Together with her school teacher sister, Gila (Anat Waxman), and Gila's estranged husband, Izzy (Alon Abutbul), and an assortment of other characters, they try to work out what to do with the child, nicknamed Noodle. It turns out that Noodle is an illegal migrant, and that there is no record of him within the Israeli bureaucracy. Through personal contacts in Beijing, Miri and Gila find out where Noodle’s mother lives. They concoct an audacious plan to return Noodle to his mother. Through the course of the film, the relationship between the sisters unfolds, as we see their closeness and their dependence one upon the other, as they embark on this remarkable journey.

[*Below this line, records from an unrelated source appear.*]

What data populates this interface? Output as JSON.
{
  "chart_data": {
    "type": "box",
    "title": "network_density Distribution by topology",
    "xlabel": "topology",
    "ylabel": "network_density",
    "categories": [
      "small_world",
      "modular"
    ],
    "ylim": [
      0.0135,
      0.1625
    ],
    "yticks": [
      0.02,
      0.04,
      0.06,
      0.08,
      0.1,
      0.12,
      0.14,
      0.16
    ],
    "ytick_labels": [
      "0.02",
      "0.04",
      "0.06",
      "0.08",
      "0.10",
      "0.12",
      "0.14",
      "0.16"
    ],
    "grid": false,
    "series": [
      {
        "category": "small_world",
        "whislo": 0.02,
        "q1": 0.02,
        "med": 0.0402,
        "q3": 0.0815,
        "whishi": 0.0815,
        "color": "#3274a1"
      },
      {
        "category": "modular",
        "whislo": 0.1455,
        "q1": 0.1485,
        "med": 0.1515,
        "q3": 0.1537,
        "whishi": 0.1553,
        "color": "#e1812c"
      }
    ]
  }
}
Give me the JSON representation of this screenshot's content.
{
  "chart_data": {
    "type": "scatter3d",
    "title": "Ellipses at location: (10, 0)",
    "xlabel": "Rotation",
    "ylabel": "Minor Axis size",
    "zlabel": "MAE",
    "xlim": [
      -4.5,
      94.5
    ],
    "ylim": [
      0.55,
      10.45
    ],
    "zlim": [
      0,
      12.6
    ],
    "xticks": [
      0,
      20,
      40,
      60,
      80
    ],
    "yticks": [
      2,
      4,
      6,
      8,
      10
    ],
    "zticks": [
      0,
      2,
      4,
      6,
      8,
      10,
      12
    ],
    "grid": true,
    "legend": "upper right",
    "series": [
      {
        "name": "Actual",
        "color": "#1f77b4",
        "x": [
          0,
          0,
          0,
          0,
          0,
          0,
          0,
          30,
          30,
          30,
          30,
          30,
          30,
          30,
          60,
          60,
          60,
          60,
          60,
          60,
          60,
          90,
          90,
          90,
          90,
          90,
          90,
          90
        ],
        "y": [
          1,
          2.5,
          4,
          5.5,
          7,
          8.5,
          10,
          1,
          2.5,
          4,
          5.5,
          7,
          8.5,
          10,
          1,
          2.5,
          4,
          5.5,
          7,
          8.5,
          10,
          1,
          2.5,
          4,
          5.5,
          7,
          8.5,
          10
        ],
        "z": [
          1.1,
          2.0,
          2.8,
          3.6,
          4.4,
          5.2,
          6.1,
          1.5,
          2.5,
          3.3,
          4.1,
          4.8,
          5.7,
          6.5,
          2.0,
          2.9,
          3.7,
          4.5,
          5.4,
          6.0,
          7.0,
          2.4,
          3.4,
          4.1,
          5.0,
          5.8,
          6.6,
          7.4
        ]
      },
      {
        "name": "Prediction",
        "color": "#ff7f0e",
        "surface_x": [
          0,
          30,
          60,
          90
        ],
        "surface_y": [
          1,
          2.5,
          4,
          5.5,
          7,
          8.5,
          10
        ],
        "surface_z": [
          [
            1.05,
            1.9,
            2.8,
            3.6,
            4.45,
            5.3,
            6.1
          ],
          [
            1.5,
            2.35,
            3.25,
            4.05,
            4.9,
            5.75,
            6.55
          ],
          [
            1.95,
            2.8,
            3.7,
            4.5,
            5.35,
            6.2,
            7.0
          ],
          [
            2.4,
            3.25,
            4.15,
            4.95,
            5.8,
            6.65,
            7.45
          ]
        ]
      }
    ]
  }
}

In all of these films, the sister role is central, in fact, being a sister is as strong a position as being a wife, lover, girlfriend or a mother. The sisters do not compromise on each other’s well being, and there are no holds barred between them.

2 comments:

Ellen said...

The time frame for all the action in Nina's Tragedies is nine months, corresponding to the nine months of Nina's pregnancy with her dead husband's baby until the baby's birth. These nine months are filled with strange happenings --- from peeping perverts (of which our 14 year old narrator, Nadav, nephew to Nina, is one) to inappropriate love affairs of both Nina and her sister Alona; from the death of Nadav's father, estranged from Alona, due to lung cancer to the birth of Nina's baby and her romantic entanglement with a married man. The film is written from the point of view of a boy's coming of age story, but Nadav never actually grows up. The best part of the film is the sisters' relationship, Nina and Alona. Alona is the one constant, the one factor of normalcy, in Nina's life. The film's failing is that we never get a glimpse of Nina being Alona's helpmate, so Nina never becomes a fully realized person for us.

Amy Kronish said...

Avi wrote about Nina's Tragedies --

Nina is like a muse – she is a beautiful creature, sort of a Madonna-like character – her nephew has a crazy adolescent crush on her, and Avinoam also has a crazy crush on her – sort of like having a woman on a pedestal – he still loves his girlfriend and marries her – but he has an obsession with Nina. This is making a statement about how beautiful women are looked upon in Israeli society.